LAGOS, Nigeria, May 8 (UPI) -- The Nigerian government on Thursday unveiled plans for its first official solar energy project.
The Nigerian commissioner for science and technology, Hamzat Kadiri, announced the $81,000 plan at a press briefing on his office's activities, according to a report in the Lagos newspaper Vanguard.
The first solar installation will be in the Lagos state village of Kodji, and 10 other rural communities in the state will have similar solar projects in place before the end of the year, Kadiri said via the report.
Kadiri called the projects "an environmentally friendly alternative to the use of fossil fuels to generate power," the report said.
Kodji is home to about 5,000 people, most of them farmers or fishermen, the report said, and the state solar project would provide enough electricity for all of them.

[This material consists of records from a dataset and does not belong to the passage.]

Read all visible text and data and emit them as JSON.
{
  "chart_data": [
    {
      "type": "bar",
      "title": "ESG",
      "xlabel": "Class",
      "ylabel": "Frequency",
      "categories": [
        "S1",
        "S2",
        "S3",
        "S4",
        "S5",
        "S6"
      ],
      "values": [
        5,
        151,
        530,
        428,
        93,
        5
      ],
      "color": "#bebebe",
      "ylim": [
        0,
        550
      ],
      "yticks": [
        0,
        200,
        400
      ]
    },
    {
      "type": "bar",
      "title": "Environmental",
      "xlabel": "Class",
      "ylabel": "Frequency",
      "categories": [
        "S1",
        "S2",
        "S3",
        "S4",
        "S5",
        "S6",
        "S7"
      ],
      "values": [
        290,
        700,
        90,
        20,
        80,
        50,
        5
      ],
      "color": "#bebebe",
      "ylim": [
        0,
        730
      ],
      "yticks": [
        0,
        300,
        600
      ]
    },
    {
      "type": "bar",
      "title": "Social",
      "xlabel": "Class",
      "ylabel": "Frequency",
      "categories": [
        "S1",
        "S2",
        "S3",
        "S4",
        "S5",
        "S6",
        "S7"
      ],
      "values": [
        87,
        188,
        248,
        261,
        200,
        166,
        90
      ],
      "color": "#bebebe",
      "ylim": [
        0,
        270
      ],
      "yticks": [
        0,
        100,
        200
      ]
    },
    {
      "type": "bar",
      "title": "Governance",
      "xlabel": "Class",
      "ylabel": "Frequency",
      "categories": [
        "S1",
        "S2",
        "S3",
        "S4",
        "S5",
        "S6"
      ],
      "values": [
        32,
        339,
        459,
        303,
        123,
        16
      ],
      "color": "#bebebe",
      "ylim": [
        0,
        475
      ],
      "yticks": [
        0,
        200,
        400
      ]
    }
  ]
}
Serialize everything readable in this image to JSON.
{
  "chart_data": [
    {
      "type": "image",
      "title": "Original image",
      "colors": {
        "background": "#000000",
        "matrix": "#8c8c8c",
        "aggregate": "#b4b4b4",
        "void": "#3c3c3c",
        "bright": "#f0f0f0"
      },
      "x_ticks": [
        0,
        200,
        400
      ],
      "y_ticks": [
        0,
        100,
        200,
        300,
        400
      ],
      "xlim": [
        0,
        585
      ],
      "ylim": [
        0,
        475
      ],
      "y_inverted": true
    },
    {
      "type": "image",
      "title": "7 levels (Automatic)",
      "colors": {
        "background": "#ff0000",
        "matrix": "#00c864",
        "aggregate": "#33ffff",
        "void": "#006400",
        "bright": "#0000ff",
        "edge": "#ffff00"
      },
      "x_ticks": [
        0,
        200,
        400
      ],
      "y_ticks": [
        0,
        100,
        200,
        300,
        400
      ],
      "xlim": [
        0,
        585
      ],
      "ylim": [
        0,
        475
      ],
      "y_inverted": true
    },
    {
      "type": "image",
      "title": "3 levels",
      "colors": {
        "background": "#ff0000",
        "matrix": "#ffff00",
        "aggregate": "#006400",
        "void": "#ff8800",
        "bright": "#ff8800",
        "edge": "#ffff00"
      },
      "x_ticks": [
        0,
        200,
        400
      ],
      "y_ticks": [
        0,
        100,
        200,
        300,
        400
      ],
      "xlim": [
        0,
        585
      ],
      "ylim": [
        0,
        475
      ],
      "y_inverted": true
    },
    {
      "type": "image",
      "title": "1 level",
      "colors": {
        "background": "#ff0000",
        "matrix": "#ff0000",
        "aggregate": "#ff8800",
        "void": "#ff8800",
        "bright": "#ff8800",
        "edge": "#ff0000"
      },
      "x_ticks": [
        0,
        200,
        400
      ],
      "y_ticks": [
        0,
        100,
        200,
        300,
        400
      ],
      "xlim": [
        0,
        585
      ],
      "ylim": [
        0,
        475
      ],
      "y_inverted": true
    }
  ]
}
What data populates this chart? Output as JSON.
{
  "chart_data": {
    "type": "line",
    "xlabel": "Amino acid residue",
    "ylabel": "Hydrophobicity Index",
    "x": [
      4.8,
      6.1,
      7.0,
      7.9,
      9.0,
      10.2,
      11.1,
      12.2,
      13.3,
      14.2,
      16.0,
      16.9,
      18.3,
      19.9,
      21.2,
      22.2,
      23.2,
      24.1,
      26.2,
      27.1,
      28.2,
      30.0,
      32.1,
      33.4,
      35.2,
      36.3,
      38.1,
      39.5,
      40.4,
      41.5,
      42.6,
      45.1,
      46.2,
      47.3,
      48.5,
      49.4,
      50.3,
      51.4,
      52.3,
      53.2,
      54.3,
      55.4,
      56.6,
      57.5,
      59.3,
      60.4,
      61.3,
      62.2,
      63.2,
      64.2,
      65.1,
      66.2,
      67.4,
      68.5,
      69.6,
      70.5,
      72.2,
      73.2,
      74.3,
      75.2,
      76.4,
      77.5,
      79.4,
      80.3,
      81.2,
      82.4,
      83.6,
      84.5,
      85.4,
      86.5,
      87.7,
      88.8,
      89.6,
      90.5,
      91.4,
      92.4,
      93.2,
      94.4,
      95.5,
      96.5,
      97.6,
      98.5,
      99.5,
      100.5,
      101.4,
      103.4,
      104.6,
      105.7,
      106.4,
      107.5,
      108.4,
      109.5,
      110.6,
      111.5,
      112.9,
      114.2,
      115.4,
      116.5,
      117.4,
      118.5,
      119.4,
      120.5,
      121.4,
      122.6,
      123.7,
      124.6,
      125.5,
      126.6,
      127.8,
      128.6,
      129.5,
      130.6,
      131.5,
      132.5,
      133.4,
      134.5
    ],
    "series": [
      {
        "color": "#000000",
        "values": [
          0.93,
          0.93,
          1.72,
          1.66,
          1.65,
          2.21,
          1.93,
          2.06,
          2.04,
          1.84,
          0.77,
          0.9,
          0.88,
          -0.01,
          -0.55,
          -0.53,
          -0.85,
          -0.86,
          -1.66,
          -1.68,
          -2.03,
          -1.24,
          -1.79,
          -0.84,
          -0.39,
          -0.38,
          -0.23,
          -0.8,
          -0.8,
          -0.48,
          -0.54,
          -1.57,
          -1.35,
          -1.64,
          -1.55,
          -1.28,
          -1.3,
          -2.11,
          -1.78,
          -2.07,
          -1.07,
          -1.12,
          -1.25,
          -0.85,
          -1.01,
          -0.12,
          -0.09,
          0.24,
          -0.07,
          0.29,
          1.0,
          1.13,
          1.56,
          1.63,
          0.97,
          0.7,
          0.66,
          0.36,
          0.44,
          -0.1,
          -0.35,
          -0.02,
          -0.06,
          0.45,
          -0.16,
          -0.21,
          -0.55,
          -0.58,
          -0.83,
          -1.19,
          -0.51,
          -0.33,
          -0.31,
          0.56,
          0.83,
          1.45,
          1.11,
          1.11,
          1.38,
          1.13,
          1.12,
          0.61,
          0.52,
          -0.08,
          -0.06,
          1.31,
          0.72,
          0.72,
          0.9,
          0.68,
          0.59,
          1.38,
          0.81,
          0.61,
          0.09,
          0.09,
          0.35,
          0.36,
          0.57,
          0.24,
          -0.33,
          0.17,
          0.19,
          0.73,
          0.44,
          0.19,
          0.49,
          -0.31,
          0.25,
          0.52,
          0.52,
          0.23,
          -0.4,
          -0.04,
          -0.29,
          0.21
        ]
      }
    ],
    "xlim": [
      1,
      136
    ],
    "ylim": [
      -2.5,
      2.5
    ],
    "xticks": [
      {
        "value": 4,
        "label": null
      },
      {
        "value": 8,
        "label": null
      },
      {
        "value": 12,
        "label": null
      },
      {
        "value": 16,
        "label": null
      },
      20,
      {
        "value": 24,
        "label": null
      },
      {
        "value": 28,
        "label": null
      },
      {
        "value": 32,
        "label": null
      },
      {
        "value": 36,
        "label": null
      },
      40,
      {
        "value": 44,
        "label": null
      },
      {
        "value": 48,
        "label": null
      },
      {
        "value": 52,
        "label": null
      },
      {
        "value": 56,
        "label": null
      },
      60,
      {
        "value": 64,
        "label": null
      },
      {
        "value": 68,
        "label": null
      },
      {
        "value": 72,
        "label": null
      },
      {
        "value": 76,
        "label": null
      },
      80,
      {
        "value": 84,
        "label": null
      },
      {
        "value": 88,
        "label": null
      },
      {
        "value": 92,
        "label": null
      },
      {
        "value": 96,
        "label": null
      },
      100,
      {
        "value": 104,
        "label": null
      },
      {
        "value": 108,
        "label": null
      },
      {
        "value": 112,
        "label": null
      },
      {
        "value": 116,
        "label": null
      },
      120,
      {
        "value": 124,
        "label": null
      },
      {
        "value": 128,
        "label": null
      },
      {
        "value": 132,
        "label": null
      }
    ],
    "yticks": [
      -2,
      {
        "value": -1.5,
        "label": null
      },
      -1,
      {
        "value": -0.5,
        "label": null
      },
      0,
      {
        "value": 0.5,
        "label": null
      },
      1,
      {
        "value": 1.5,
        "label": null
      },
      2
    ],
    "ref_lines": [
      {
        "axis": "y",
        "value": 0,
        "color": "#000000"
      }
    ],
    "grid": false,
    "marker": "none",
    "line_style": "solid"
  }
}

Kadiri told reporters that connecting the village to the national electricity grid would have cost 15 times as much as the government will pay to outfit the village with a solar system.
Nigeria's electricity is inconsistent, but because the tropical country receives sunshine year-round, solar is "the most viable source of renewable energy," the report quoted Kadiri as saying.
This new emphasis on solar energy comes though Nigeria is the largest oil producer in Africa and the 10th largest producer of crude oil in the world.
In 2005, it produced 2.4 million bbl/d of crude.